Graph minimum_spanning_tree_prim ()
 Generate a Minimum Spanning Tree (MST) of the graph using Prim's algorithm.
 
void print ()
 Print the graph data to the standard output.
 
Graph remove_orphan_points ()
 Remove orphan points from the graph.
 
void to_array (Array &array, Vec4< float > bbox, bool color_by_edge_weight=true)
 Project the graph to an array and optionally color by edge weight.
 
void to_array_fractalize (Array &array, Vec4< float > bbox, int iterations, uint seed, float sigma=0.3f, int orientation=0.f, float persistence=1.f)
 Apply fractalization to graph edges and project to an array.
 
Array to_array_sdf (Vec2< int > shape, Vec4< float > bbox, Array *p_noise_x=nullptr, Array *p_noise_y=nullptr, Vec4< float > bbox_array={0.f, 1.f, 0.f, 1.f})
 Generate an array filled with the Signed Distance Function (SDF) to the graph.
 
void to_csv (std::string fname_xy, std::string fname_adjacency)
 Export graph data to CSV files.
 
void to_png (std::string fname, Vec2< int > shape={512, 512})

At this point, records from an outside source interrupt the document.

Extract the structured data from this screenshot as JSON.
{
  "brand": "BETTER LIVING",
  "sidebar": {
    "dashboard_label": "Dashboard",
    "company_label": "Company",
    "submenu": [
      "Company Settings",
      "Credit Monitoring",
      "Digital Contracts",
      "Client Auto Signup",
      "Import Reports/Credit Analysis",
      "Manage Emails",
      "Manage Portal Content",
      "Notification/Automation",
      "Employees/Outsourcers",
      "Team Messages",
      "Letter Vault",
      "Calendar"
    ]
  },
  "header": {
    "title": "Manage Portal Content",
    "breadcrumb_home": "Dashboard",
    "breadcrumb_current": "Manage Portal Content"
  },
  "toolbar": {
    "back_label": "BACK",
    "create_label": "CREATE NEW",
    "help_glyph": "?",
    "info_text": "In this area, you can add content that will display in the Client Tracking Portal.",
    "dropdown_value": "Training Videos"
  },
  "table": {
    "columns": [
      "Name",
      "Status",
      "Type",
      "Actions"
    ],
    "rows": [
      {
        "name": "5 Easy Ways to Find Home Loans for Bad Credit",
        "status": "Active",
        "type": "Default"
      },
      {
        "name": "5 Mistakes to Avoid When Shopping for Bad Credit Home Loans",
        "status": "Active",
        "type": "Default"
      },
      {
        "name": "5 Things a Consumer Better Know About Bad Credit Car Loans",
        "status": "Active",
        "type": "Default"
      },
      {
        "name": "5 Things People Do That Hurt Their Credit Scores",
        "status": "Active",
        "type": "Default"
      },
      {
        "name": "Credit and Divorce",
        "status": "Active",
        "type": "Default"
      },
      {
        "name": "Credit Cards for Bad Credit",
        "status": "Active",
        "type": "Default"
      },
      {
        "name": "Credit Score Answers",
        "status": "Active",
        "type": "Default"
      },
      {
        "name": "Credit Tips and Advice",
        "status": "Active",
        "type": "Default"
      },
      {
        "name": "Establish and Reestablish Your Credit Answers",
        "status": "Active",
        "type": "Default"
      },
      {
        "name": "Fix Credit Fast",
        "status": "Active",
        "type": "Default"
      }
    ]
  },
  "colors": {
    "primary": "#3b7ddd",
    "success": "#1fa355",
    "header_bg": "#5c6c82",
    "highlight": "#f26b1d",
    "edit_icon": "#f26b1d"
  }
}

 Export the graph as a PNG image file.
 
void update_adjacency_matrix ()
 Update the adjacency matrix of the graph.
 
void update_connectivity ()
 Update the point connectivity information.
 
- Public Member Functions inherited from hmap::Cloud
 Cloud ()
 Default constructor for the Cloud class.
 
virtual ~Cloud ()=default
 
 Cloud (int npoints, uint seed, Vec4< float > bbox={0.f, 1.f, 0.f, 1.f})
 Constructs a new Cloud object with random positions and values.
 
 Cloud (const std::vector< Point > &points)
 Constructs a new Cloud object based on a list of existing points.
 
 Cloud (const std::vector< float > &x, const std::vector< float > &y, float default_value=0.f)
 Constructs a new Cloud object from lists of x and y coordinates.
 
 Cloud (const std::vector< float > &x, const std::vector< float > &y, const std::vector< float > &v)
 Constructs a new Cloud object from lists of x and y coordinates with assigned values.
 
void add_point (const Point &p)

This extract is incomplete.